La crisis de los rehenes
Un mes antes, el 4 de noviembre, Jomeini había recibido un regalo que no esperaba: la ocupación de la embajada de Estados Unidos por un grupo de estudiantes islámicos, que tomaron 52 rehenes americanos. La primera reacción del ayatolá, que no sabía nada del plan, fue desalojarlos, tarea que le encargó al ministro de Exteriores, Ebrahim Yazdi. Poco después, sin embargo, comprendió que podía sacar partido de la situación y dio marcha atrás. Los estudiantes habían pensado en una acción simbólica que durase como mucho un par de días, pero Jomeini les ordenó que se quedaran allí indefinidamente.

El resultado más inmediato fue la dimisión de todo el gobierno, con Bazargán y Yazdi a la cabeza, que asumieron con este gesto la responsabilidad de no haber podido impedir ni resolver un conflicto diplomático de incalculables consecuencias. De este modo, Jomeini acabó de un plumazo con cualquier rastro de moderación en el gobierno iraní.
La crisis de los rehenes tardó en resolverse 444 días y se convirtió en el gran quebradero de cabeza de la Administración Carter y en su tumba electoral frente a Ronald Reagan. También emponzoñó las relaciones entre Irán y Estados Unidos hasta hoy mismo. A lo largo de los meses, hubo distintos intentos de negociación. La primera reivindicación iraní –no concedida– fue la entrega del sah para su procesamiento y más que probable ejecución en Irán (se le había permitido la entrada en Estados Unidos para recibir tratamiento contra el cáncer).

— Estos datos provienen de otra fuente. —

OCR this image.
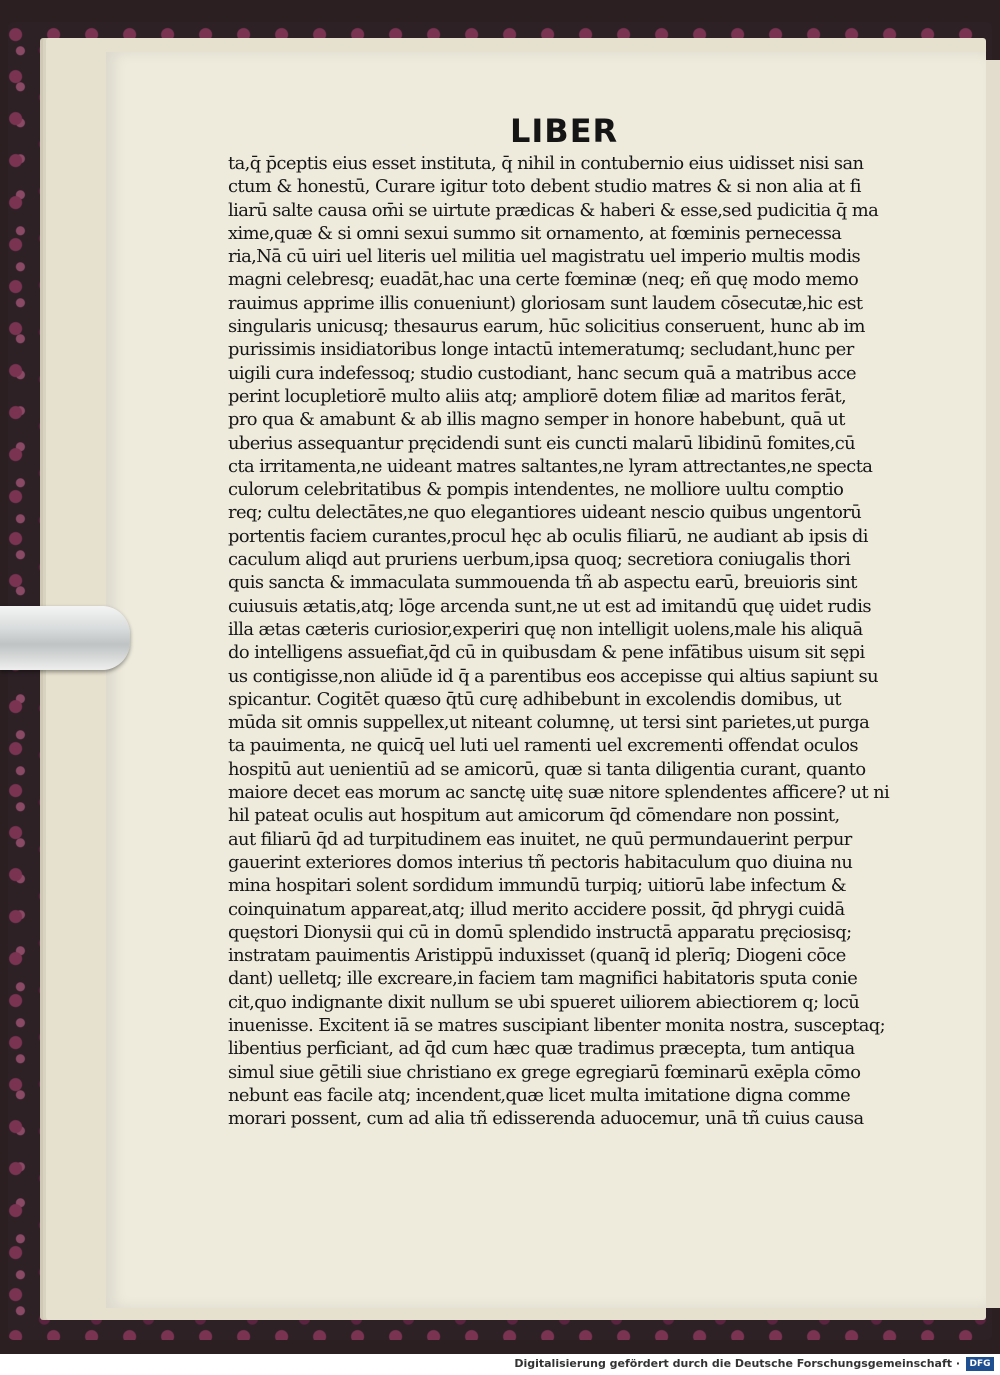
LIBER
ta,q̄ p̄ceptis eius esset instituta, q̄ nihil in contubernio eius uidisset nisi san
ctum & honestū, Curare igitur toto debent studio matres & si non alia at fi
liarū salte causa om̄i se uirtute prædicas & haberi & esse,sed pudicitia q̄ ma
xime,quæ & si omni sexui summo sit ornamento, at fœminis pernecessa
ria,Nā cū uiri uel literis uel militia uel magistratu uel imperio multis modis
magni celebresq; euadāt,hac una certe fœminæ (neq; eñ quę modo memo
rauimus apprime illis conueniunt) gloriosam sunt laudem cōsecutæ,hic est
singularis unicusq; thesaurus earum, hūc solicitius conseruent, hunc ab im
purissimis insidiatoribus longe intactū intemeratumq; secludant,hunc per
uigili cura indefessoq; studio custodiant, hanc secum quā a matribus acce
perint locupletiorē multo aliis atq; ampliorē dotem filiæ ad maritos ferāt,
pro qua & amabunt & ab illis magno semper in honore habebunt, quā ut
uberius assequantur pręcidendi sunt eis cuncti malarū libidinū fomites,cū
cta irritamenta,ne uideant matres saltantes,ne lyram attrectantes,ne specta
culorum celebritatibus & pompis intendentes, ne molliore uultu comptio
req; cultu delectātes,ne quo elegantiores uideant nescio quibus ungentorū
portentis faciem curantes,procul hęc ab oculis filiarū, ne audiant ab ipsis di
caculum aliqd aut pruriens uerbum,ipsa quoq; secretiora coniugalis thori
quis sancta & immaculata summouenda tñ ab aspectu earū, breuioris sint
cuiusuis ætatis,atq; lōge arcenda sunt,ne ut est ad imitandū quę uidet rudis
illa ætas cæteris curiosior,experiri quę non intelligit uolens,male his aliquā
do intelligens assuefiat,q̄d cū in quibusdam & pene infātibus uisum sit sępi
us contigisse,non aliūde id q̄ a parentibus eos accepisse qui altius sapiunt su
spicantur. Cogitēt quæso q̄tū curę adhibebunt in excolendis domibus, ut
mūda sit omnis suppellex,ut niteant columnę, ut tersi sint parietes,ut purga
ta pauimenta, ne quicq̄ uel luti uel ramenti uel excrementi offendat oculos
hospitū aut uenientiū ad se amicorū, quæ si tanta diligentia curant, quanto
maiore decet eas morum ac sanctę uitę suæ nitore splendentes afficere? ut ni
hil pateat oculis aut hospitum aut amicorum q̄d cōmendare non possint,
aut filiarū q̄d ad turpitudinem eas inuitet, ne quū permundauerint perpur
gauerint exteriores domos interius tñ pectoris habitaculum quo diuina nu
mina hospitari solent sordidum immundū turpiq; uitiorū labe infectum &
coinquinatum appareat,atq; illud merito accidere possit, q̄d phrygi cuidā
quęstori Dionysii qui cū in domū splendido instructā apparatu pręciosisq;
instratam pauimentis Aristippū induxisset (quanq̄ id plerīq; Diogeni cōce
dant) uelletq; ille excreare,in faciem tam magnifici habitatoris sputa conie
cit,quo indignante dixit nullum se ubi spueret uiliorem abiectiorem q; locū
inuenisse. Excitent iā se matres suscipiant libenter monita nostra, susceptaq;
libentius perficiant, ad q̄d cum hæc quæ tradimus præcepta, tum antiqua
simul siue gētili siue christiano ex grege egregiarū fœminarū exēpla cōmo
nebunt eas facile atq; incendent,quæ licet multa imitatione digna comme
morari possent, cum ad alia tñ edisserenda aduocemur, unā tñ cuius causa
Digitalisierung gefördert durch die Deutsche Forschungsgemeinschaft ·	DFG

A los tres meses, Estados Unidos aplicó sanciones económicas y congeló los fondos iraníes en bancos americanos. A los seis, a la vista de la falta de avances, el presidente Carter ordenó una arriesgada operación de rescate que terminó en catástrofe (dos helicópteros se estrellaron en el desierto y hubo seis muertos).

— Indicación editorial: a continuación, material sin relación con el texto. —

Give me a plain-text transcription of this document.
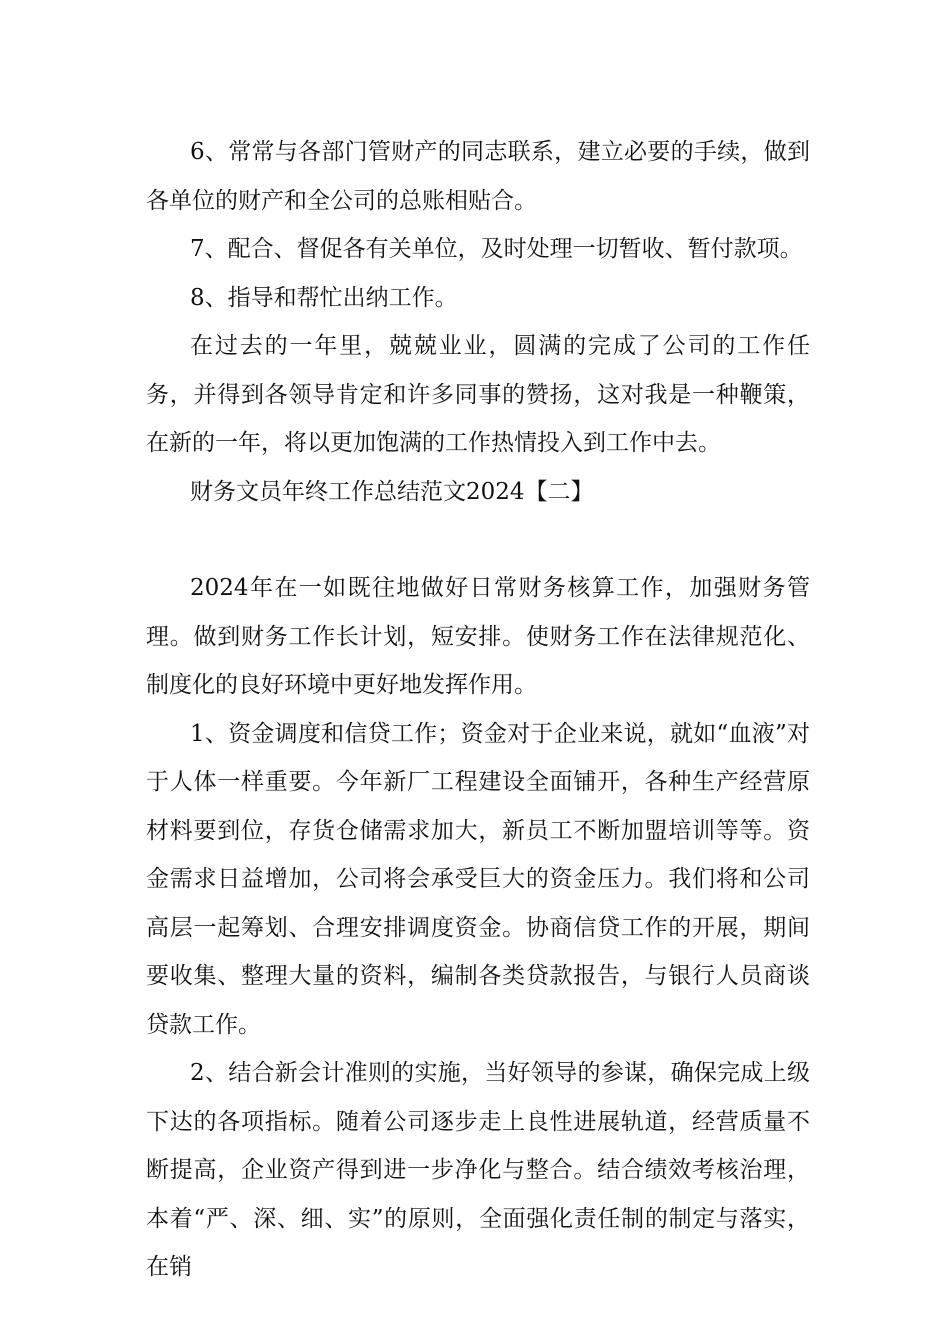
6、常常与各部门管财产的同志联系，建立必要的手续，做到各单位的财产和全公司的总账相贴合。

7、配合、督促各有关单位，及时处理一切暂收、暂付款项。

8、指导和帮忙出纳工作。

在过去的一年里，兢兢业业，圆满的完成了公司的工作任务，并得到各领导肯定和许多同事的赞扬，这对我是一种鞭策，在新的一年，将以更加饱满的工作热情投入到工作中去。

财务文员年终工作总结范文2024【二】

2024年在一如既往地做好日常财务核算工作，加强财务管理。做到财务工作长计划，短安排。使财务工作在法律规范化、制度化的良好环境中更好地发挥作用。

1、资金调度和信贷工作；资金对于企业来说，就如“血液”对于人体一样重要。今年新厂工程建设全面铺开，各种生产经营原材料要到位，存货仓储需求加大，新员工不断加盟培训等等。资金需求日益增加，公司将会承受巨大的资金压力。我们将和公司高层一起筹划、合理安排调度资金。协商信贷工作的开展，期间要收集、整理大量的资料，编制各类贷款报告，与银行人员商谈贷款工作。

2、结合新会计准则的实施，当好领导的参谋，确保完成上级下达的各项指标。随着公司逐步走上良性进展轨道，经营质量不断提高，企业资产得到进一步净化与整合。结合绩效考核治理，本着“严、深、细、实”的原则，全面强化责任制的制定与落实，在销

En septiembre de 1980, hubo un principio de acuerdo que se frustró por el inicio de la guerra con Irak. Sadam Husein quiso aprovechar la debilidad de su vecino y se lanzó a una invasión con la aprobación tácita y el apoyo logístico secreto de Estados Unidos. Al final, fue la propia guerra lo que obligó a ceder a Irán, que necesitaba el levantamiento de las sanciones y la devolución de los fondos congelados para comprar armas. Pero, para entonces, Carter ya había perdido las elecciones. Jomeini, además, se cobró una última venganza: retrasó la liberación de los rehenes hasta minutos después de la toma de posesión de Reagan.
La guerra Irán–Irak duró ocho años, causó un millón de muertos entre ambos bandos y resultó devastadora, pero no fue la única calamidad que se abatió sobre el pueblo iraní. Una de las grandes víctimas de la revolución islámica fue la mujer, que, después de haber alcanzado un cierto nivel de libertad e independencia en las décadas anteriores, se vio recluida de nuevo en un chador y sometida a la autoridad de los hombres hasta en los más minúsculos detalles de la vida.

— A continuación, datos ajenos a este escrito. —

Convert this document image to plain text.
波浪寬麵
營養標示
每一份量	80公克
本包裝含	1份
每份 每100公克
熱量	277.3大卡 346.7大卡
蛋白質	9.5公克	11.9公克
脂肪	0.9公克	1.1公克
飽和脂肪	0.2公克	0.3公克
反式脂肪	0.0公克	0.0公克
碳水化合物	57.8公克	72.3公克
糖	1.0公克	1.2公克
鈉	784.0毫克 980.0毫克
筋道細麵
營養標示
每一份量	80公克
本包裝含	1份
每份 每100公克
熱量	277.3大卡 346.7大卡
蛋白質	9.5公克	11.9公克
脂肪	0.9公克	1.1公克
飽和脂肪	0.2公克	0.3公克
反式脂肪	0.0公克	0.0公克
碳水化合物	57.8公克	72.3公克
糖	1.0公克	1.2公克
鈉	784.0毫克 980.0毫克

Especialmente simbólico fue el caso de Farrokhrou Parsa, médica, primera mujer en ser ministra en Irán (Educación) y defensora de los derechos de las mujeres, que fue en 1980 metida dentro de un saco y fusilada por “expandir la prostitución”.
Sangriento hasta el fin
Porque la crueldad del nuevo régimen y su líder parecía no tener límites. A mediados de 1981, ya con todo el poder en sus manos, Jomeini lanzó una brutal represión contra sus antiguos aliados de izquierdas. Entre ese año y 1984, hubo más de 12.000 asesinatos de opositores y 140.000 encarcelados, en su gran mayoría estudiantes universitarios y de secundaria. Y en 1988, con la guerra contra Irak dando sus últimos coletazos y él mismo a las puertas de la muerte, se repitió una operación similar, esta vez con miles de asesinados entre los presos políticos que permanecían en las cárceles.